Sindicância é concluída responsabilizando três ex-gestores por perda de R$ 120 mi para drenagem na Capital

Investigação apontou indícios de “má gestão pública” e “inércia prolongada” de ex-secretários de governo e ex-diretor do DEP

Foto: Joel Vargas/PMPA/CP

Após a Prefeitura de Porto Alegre ter concluído a sindicância que apurou uma perda milionária de recursos para obras de macrodrenagem, a Rádio Guaíba teve acesso, nesta segunda-feira, ao relatório final, que apontou três ex-gestores como responsáveis pelo não-aproveitamento de R$ 122 milhões a fundo perdido, oriundos do PAC Prevenção: o ex-diretor-geral do Departamento de Esgotos Pluviais (DEP) Tarso Boelter (PP), o ex-secretário municipal de Infraestrutura e Mobilidade Urbana, Elizandro Sabino (PTB), e o ex-secretário adjunto da Secretaria Municipal de Infraestrutura e Mobilidade Urbana, Alcimar Andrade Arrais.
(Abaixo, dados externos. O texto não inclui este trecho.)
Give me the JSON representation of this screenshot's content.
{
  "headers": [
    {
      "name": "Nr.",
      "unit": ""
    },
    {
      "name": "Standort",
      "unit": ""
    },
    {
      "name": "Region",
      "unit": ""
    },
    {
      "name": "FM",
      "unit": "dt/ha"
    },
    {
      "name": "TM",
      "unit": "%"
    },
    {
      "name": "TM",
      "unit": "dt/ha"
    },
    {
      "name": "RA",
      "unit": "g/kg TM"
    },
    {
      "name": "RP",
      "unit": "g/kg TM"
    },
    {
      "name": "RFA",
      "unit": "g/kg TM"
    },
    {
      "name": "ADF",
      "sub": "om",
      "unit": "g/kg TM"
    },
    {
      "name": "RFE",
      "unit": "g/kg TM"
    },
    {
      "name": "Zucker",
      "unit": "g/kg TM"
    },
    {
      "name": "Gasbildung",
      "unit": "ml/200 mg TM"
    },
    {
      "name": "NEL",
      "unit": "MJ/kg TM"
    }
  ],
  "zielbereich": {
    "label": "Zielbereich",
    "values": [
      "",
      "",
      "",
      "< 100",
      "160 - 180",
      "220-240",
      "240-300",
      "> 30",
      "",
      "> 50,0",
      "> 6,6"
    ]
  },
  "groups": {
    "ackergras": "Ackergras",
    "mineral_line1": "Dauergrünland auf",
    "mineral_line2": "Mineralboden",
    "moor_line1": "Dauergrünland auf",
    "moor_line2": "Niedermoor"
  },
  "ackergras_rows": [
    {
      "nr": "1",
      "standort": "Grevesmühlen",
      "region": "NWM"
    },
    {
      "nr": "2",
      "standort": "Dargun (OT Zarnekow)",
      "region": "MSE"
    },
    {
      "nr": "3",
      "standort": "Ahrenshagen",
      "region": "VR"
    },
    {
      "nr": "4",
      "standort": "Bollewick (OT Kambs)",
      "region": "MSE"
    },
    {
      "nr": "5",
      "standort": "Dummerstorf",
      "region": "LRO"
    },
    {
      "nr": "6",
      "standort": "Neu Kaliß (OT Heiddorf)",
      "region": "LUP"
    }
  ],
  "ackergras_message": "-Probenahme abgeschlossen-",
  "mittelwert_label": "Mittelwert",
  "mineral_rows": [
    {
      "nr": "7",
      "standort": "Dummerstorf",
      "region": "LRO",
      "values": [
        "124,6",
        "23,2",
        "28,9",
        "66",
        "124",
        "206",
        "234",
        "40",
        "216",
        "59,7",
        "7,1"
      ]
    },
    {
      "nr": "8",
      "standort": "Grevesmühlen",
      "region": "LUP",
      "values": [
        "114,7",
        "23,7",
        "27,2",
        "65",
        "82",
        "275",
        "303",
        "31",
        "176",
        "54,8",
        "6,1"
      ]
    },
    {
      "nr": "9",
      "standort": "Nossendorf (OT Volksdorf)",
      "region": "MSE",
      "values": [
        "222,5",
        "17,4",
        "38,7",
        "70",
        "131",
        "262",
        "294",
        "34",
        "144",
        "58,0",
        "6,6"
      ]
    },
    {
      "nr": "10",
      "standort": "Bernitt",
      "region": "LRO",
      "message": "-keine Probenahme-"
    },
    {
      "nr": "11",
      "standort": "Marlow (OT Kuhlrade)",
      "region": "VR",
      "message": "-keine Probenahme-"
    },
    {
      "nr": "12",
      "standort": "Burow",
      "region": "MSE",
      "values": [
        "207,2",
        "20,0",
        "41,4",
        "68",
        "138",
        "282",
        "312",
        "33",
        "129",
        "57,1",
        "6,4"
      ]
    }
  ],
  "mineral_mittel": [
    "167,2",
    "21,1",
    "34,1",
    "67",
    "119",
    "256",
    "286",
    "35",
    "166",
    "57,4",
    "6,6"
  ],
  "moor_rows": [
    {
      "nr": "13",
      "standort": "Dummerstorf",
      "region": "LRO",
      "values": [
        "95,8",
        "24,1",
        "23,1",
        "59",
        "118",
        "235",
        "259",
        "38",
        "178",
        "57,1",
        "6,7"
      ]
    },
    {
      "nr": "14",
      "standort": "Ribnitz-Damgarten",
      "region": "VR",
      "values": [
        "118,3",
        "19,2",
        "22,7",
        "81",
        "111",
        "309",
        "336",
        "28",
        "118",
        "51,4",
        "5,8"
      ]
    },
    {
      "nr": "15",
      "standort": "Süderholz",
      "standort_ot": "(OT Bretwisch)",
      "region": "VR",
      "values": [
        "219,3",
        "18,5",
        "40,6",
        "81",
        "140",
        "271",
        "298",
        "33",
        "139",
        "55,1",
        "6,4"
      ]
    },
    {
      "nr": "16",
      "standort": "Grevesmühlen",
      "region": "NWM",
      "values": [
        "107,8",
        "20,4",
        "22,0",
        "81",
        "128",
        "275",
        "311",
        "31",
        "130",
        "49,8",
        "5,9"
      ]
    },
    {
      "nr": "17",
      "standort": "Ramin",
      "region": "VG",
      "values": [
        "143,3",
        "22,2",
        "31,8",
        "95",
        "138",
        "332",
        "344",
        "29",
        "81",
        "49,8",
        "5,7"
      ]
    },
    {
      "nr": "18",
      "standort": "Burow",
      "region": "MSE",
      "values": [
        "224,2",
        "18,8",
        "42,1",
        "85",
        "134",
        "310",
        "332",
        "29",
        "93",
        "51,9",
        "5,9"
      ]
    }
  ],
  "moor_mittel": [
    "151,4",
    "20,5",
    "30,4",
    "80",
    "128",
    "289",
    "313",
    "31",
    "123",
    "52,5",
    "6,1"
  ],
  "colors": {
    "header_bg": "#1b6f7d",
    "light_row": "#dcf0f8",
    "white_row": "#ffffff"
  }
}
A investigação interna ocorreu após denúncia publicada pela Rádio Guaíba e pelo Correio do Povo. Conforme o resultado final da sindicância, a “inércia prolongada dos gestores” apontou “indícios de má Gestão Pública”. Os contratos não avançaram pelo fato de a documentação exigida não ter sido apresentada a tempo.

O relatório final apontou responsabilidades e fatores que culminaram no encerramento do termo de compromisso com a União, cujas negociações se iniciaram em setembro de 2012 e terminaram no fim de 2018, após Caixa Econômica Federal ter comunicado o encerramento do acordo. A sindicância ainda determinou que a atuação dos ex-gestores seja apurada com “afinco” pelo Ministério Público Estadual, Ministério Público Federal e Tribunal de Contas do Estado, com base na Lei de Improbidade Administrativa.

A Prefeitura citou, entre os fatores que contribuíram para a perda de recursos, a complexidade dos processos, a quantidade de projetos de obras em desenvolvimento no mesmo período e a lentidão na tramitação, além de falhas ao longo do andamento do projeto. A falta de estrutura de pessoal também é elencada como uma das causas, principalmente, após a chegada das obras da Copa do Mundo de 2014.

Em nota, o Paço Municipal negou, contudo, associar a extinção do DEP, em 2017, à perda do recurso. Essa tese é defendida pelo ex-prefeito de Porto Alegre, José Fortunati, então no PDT. Caso os crimes sejam comprovados após a instauração de inquérito policial ou procedimento administrativo, Boelter, Sabino e Arrais poderão receber pena de prisão de seis a dez meses, com pagamento de multa e perda da função pública ou suspensão dos direitos políticos.

Gestores responsabilizados deixaram Executivo

Dentre os três ex-administradores apontados como responsáveis pela perda milionária, Tarso Boelter ainda responde paralelamente pelo crimes de peculato, corrupção passiva, falsidade ideológica, uso de documentação falsa e organização criminosa. A Polícia Civil confirmou o indiciamento no início do ano, mas até o momento o Ministério Público não ofereceu denúncia.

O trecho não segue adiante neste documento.